Ex-comandante do Exército confirma ao STF que Bolsonaro apresentou minuta golpista e estado de sítio após perder eleições

Freire Gomes tentou suavizar relato dado à PF, mas admitiu discussão sobre ruptura institucional e prisão de autoridades

O ex-comandante do Exército, general Marco Antônio Freire Gomes, confirmou ao Supremo Tribunal Federal (STF) que o ex-presidente Jair Bolsonaro apresentou uma minuta com propostas golpistas após perder as eleições de 2022. Em depoimento nesta segunda-feira (20) à Primeira Turma da Corte, o militar admitiu que foi chamado por Bolsonaro para reuniões no Palácio da Alvorada, onde foram discutidas medidas como Estado de Defesa, Estado de Sítio e Garantia da Lei e da Ordem (GLO).

Apesar da confirmação, Freire Gomes tentou minimizar o episódio, afirmando que os instrumentos estavam previstos na Constituição e que, por isso, o conteúdo do documento não lhe causou “espécie”. A justificativa foi recebida com desconfiança pelo ministro Alexandre de Moraes, relator da ação penal que apura tentativa de golpe.
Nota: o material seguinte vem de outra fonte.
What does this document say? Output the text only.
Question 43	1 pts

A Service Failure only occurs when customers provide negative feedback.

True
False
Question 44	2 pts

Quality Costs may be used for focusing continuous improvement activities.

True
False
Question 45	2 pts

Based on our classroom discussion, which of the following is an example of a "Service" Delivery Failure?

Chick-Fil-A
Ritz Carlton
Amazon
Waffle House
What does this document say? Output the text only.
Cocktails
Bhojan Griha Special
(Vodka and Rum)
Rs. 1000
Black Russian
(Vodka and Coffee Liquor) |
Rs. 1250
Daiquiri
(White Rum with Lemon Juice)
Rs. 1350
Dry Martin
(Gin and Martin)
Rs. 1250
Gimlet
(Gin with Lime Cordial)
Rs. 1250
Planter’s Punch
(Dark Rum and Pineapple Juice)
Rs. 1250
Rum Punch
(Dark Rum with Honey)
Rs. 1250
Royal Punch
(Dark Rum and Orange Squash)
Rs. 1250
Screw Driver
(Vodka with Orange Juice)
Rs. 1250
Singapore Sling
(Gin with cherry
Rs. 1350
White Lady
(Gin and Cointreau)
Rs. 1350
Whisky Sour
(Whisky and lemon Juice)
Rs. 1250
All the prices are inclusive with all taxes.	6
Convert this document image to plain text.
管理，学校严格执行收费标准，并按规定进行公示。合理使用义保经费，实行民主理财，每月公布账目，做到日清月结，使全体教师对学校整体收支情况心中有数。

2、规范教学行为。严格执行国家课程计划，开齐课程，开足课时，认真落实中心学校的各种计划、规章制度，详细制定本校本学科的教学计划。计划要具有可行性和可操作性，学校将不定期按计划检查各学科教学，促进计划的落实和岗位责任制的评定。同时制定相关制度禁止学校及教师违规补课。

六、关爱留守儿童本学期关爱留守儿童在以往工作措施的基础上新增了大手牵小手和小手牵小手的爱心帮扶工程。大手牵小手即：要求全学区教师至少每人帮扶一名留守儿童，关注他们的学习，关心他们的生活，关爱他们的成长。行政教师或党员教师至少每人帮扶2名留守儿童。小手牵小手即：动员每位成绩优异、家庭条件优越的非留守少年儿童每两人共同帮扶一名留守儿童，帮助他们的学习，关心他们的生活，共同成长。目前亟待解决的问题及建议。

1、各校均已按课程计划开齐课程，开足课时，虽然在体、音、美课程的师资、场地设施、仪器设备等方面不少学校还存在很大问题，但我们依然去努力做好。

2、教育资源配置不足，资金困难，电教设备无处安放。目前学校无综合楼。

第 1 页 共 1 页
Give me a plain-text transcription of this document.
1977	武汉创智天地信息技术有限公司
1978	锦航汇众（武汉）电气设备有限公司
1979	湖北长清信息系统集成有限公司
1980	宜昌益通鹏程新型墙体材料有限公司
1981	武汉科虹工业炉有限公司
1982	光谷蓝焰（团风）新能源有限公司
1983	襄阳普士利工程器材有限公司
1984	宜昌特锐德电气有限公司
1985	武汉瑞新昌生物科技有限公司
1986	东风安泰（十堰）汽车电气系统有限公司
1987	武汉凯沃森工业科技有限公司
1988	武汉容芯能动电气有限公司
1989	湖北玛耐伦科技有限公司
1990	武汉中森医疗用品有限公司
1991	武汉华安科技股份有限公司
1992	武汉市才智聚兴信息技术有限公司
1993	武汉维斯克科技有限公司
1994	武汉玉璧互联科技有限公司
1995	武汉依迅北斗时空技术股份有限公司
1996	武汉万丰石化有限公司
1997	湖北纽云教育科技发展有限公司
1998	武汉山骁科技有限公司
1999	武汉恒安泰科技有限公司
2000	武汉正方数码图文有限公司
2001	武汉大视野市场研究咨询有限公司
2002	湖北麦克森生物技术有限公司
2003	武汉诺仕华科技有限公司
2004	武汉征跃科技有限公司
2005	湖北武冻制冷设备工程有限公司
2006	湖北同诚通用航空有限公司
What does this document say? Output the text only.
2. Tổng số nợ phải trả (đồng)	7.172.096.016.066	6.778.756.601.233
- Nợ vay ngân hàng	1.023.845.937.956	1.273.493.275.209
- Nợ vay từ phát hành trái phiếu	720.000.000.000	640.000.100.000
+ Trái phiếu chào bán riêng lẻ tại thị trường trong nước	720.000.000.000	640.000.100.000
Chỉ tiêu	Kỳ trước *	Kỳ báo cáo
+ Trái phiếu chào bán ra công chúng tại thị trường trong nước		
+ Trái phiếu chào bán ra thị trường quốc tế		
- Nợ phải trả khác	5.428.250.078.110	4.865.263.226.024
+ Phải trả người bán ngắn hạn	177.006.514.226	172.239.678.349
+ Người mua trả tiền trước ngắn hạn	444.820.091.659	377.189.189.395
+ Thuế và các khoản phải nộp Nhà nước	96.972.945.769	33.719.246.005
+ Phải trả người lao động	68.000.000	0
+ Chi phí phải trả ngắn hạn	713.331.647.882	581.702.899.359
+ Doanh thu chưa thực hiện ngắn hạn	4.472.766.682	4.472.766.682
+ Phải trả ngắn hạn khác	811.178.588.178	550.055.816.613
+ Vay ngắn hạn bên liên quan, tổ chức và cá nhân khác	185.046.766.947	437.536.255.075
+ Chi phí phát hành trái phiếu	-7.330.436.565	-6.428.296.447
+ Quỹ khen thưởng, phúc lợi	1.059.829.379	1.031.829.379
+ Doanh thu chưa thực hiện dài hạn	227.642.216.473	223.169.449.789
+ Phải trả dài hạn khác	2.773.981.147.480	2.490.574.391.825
Moraes leu trechos do depoimento que o general havia prestado à Polícia Federal (PF) em março de 2024, e que, segundo ele, eram mais incisivos quanto à gravidade das discussões.

Na audiência, Freire Gomes manteve que Bolsonaro apresentou o documento como um “estudo”, sem pedir opiniões ou tomar medidas concretas na ocasião. Porém, reconheceu que o conteúdo incluía “considerandos” sobre a adoção de medidas excepcionais e alertou o então presidente que, sem apoio interno e internacional, poderia se complicar juridicamente.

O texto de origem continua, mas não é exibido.